The program included swimming, with multiple floats between the legs to reduce the temptation to kick. All gym based activities were performed seated or with legs supported when lying to reduce axial load through the legs during upper body lifts. Upper body metabolic sessions were implemented via high intensity interval training, with small rest periods to help maintain specific anaerobic demands relating to the sport. This was done using medicine balls, ropes, boxing pads.. anything to reduce the monotony of daily upper body training.
Each month was broken down further (as shown below), with follow-up ultra sound scans every 4 weeks. After the first 4 weeks, we observed a 2.5cm reduction in length which consolidated our thought process to continue de-loading. With limited exercise potential and treatment for the leg, we ran half days and 5 day weeks to help maintain a positive psychological presence.
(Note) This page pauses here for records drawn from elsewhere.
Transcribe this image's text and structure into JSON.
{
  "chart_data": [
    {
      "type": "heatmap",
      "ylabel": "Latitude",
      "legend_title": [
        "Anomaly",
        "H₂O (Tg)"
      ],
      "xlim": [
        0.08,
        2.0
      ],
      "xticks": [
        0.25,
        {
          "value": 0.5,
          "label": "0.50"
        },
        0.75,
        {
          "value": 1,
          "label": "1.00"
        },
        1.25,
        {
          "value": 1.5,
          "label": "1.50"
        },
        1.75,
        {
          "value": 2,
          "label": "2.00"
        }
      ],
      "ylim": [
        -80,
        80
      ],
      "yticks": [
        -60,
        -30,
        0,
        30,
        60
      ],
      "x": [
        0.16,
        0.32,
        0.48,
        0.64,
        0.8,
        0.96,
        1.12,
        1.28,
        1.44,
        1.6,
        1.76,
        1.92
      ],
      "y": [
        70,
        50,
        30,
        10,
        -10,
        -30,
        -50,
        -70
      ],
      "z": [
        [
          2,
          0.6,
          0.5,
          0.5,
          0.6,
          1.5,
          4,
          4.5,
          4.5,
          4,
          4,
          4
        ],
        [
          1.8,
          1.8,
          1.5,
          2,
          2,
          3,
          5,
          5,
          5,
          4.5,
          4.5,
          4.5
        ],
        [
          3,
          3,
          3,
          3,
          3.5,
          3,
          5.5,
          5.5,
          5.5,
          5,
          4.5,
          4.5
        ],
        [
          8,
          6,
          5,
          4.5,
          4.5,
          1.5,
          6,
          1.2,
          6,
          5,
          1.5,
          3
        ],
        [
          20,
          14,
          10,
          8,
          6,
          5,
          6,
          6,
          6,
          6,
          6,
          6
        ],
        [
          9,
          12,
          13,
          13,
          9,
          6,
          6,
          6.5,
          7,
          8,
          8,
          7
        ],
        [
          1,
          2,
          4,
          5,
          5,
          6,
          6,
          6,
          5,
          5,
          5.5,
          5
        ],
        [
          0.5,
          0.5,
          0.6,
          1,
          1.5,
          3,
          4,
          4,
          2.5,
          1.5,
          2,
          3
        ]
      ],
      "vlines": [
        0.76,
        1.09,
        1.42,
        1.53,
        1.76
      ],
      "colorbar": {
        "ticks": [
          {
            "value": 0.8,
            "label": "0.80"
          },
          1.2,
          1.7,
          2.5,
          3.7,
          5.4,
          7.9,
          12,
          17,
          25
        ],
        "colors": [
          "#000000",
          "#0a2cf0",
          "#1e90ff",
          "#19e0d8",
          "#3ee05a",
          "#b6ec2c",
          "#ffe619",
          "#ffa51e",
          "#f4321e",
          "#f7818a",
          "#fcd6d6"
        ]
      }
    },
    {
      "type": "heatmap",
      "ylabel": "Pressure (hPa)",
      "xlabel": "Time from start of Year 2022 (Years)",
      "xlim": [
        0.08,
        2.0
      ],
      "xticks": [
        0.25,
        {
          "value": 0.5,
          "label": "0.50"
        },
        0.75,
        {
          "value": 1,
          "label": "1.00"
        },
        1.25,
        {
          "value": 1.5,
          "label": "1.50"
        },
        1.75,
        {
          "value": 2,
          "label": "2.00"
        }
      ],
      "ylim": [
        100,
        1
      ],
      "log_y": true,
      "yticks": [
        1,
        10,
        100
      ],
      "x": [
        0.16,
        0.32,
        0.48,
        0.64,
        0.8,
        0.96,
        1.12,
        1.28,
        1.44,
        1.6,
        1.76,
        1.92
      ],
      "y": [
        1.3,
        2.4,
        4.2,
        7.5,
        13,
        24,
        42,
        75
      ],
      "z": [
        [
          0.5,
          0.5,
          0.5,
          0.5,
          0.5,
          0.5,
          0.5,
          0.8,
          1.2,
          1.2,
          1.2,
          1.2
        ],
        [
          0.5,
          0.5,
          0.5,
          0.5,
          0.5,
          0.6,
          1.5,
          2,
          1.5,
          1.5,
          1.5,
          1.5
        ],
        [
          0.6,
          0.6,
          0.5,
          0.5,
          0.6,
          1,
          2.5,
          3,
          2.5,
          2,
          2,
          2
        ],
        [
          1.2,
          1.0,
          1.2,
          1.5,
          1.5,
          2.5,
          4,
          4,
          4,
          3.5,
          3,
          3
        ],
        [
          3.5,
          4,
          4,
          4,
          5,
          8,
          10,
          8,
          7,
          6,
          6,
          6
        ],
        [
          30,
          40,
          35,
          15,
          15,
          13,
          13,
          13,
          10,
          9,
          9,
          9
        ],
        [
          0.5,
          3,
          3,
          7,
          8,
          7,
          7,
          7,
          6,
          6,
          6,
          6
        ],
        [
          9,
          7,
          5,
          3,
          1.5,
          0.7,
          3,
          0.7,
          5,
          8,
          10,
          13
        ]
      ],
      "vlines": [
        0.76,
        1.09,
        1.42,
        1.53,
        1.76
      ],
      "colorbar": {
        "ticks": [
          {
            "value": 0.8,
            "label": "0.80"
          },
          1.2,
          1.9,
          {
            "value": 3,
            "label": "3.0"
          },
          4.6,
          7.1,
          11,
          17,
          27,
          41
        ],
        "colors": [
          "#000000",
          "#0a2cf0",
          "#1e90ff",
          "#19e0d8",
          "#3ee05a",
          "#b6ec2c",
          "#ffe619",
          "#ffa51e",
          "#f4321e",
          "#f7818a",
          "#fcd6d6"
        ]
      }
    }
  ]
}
This was an opportunity to increase muscle mass in the upper body, an opportunity that would not have been possible during season if the player continued to play and train. This allowed a clear progressive pathway for increased lean mass with the following phases:
Hypertrophy –> Max strength –> Strength / power conversion –> Power
While the conditioning phases were as followed:
Aerobic base –> Max aerobic –> Supra max aerobic
There was a decrease in calcicific mass every month, although the rate of this varied each time. By the end of month-4, the mass had completely reabsorbed which meant the reintroduction of load to the lower libs. By this point, the end of the season was 6 weeks away and therefore no realistic opportunity to play again this season, so the decision was made to start physical preparation for the following season.
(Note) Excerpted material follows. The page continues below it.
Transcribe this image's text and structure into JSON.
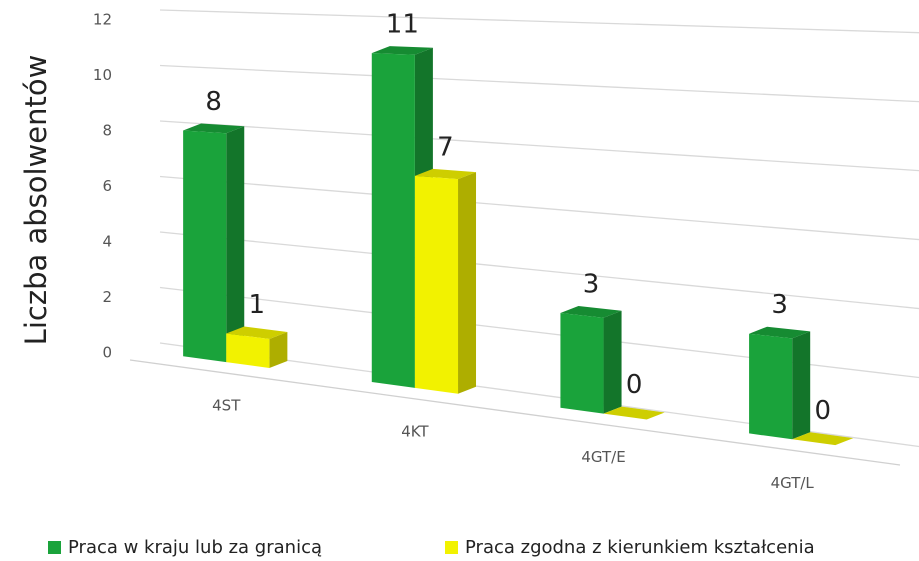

The lower body gym program was tailored as followed:
Strength endurance* –> Strength –> Max strength –> Strength & power complex training
(* This was probably more “re-introduction to the gym” rather than true strength-endurance. But this phase would have served as a gentle hypertrophy phase given the 4 months of atrophy)
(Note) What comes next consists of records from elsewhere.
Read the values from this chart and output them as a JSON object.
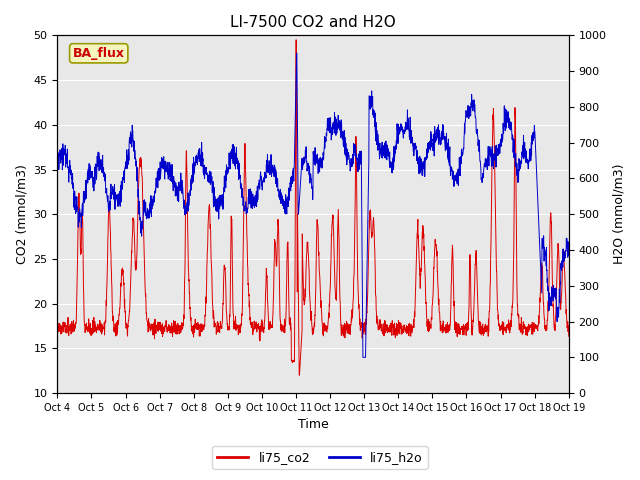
{
  "title": "LI-7500 CO2 and H2O",
  "ylabel_left": "CO2 (mmol/m3)",
  "ylabel_right": "H2O (mmol/m3)",
  "xlabel": "Time",
  "ylim_left": [
    10,
    50
  ],
  "ylim_right": [
    0,
    1000
  ],
  "yticks_left": [
    10,
    15,
    20,
    25,
    30,
    35,
    40,
    45,
    50
  ],
  "yticks_right": [
    0,
    100,
    200,
    300,
    400,
    500,
    600,
    700,
    800,
    900,
    1000
  ],
  "xtick_labels": [
    "Oct 4",
    "Oct 5",
    "Oct 6",
    "Oct 7",
    "Oct 8",
    "Oct 9",
    "Oct 10",
    "Oct 11",
    "Oct 12",
    "Oct 13",
    "Oct 14",
    "Oct 15",
    "Oct 16",
    "Oct 17",
    "Oct 18",
    "Oct 19"
  ],
  "bg_color": "#e8e8e8",
  "annotation_text": "BA_flux",
  "annotation_color": "#cc0000",
  "annotation_bg": "#f5f5c0",
  "annotation_edge": "#999900",
  "line_co2_color": "#dd0000",
  "line_h2o_color": "#0000cc",
  "legend_co2": "li75_co2",
  "legend_h2o": "li75_h2o",
  "title_fontsize": 11,
  "tick_fontsize": 8,
  "label_fontsize": 9,
  "legend_fontsize": 9,
  "grid_color": "#ffffff",
  "n_points": 2160,
  "n_days": 15
}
Before undergoing a linear outdoor session progressing from general preparation to sport specific drills with Tom Barnden (@barnden_tom). The player completed a full pre-season and no recurrent symptoms to date.
Hopefully the lengthy timeline of this case study demonstrates the importance of giving each individual injury the respect it deserves. While I hope the management is interesting, the key discussion point is how do we approach “dead legs”? Should there be better education to athletes and coaches about the magnitude of injury? Essentially given the tissue damage, are they a tear? If an A4 piece of paper represented a muscle, and we tear down the middle (strain) or poke a hole through the centre of the page (blunt force trauma), that page is still affected and unable to serve as an A4 piece of paper. Why does the mechanism of damage change the management of injury? Given any loss of range or function following a blunt force trauma, always consider the magnitude of potential damage; monitor swelling, bruising and pain and have adequate timelines in the back of your mind – don’t rush to a diagnosis / prognosis on day 1. There will be times where there is impact and initial pain but full range and full strength – this is where our pitch-side assessment and reasoning comes in (here).
Yours in sport,
One thought on “Case Study: Myositis Ossificans – Deadlegs aren’t just for the playground”
Whao! A beautiful case study! But may I ask the reason it took so long (4 weeks post trauma), to have a working diagnosis? And how long does MO takes to manifest/formed? What are the implications to clinical practice? I look forward to hearing from you soon. Thanks!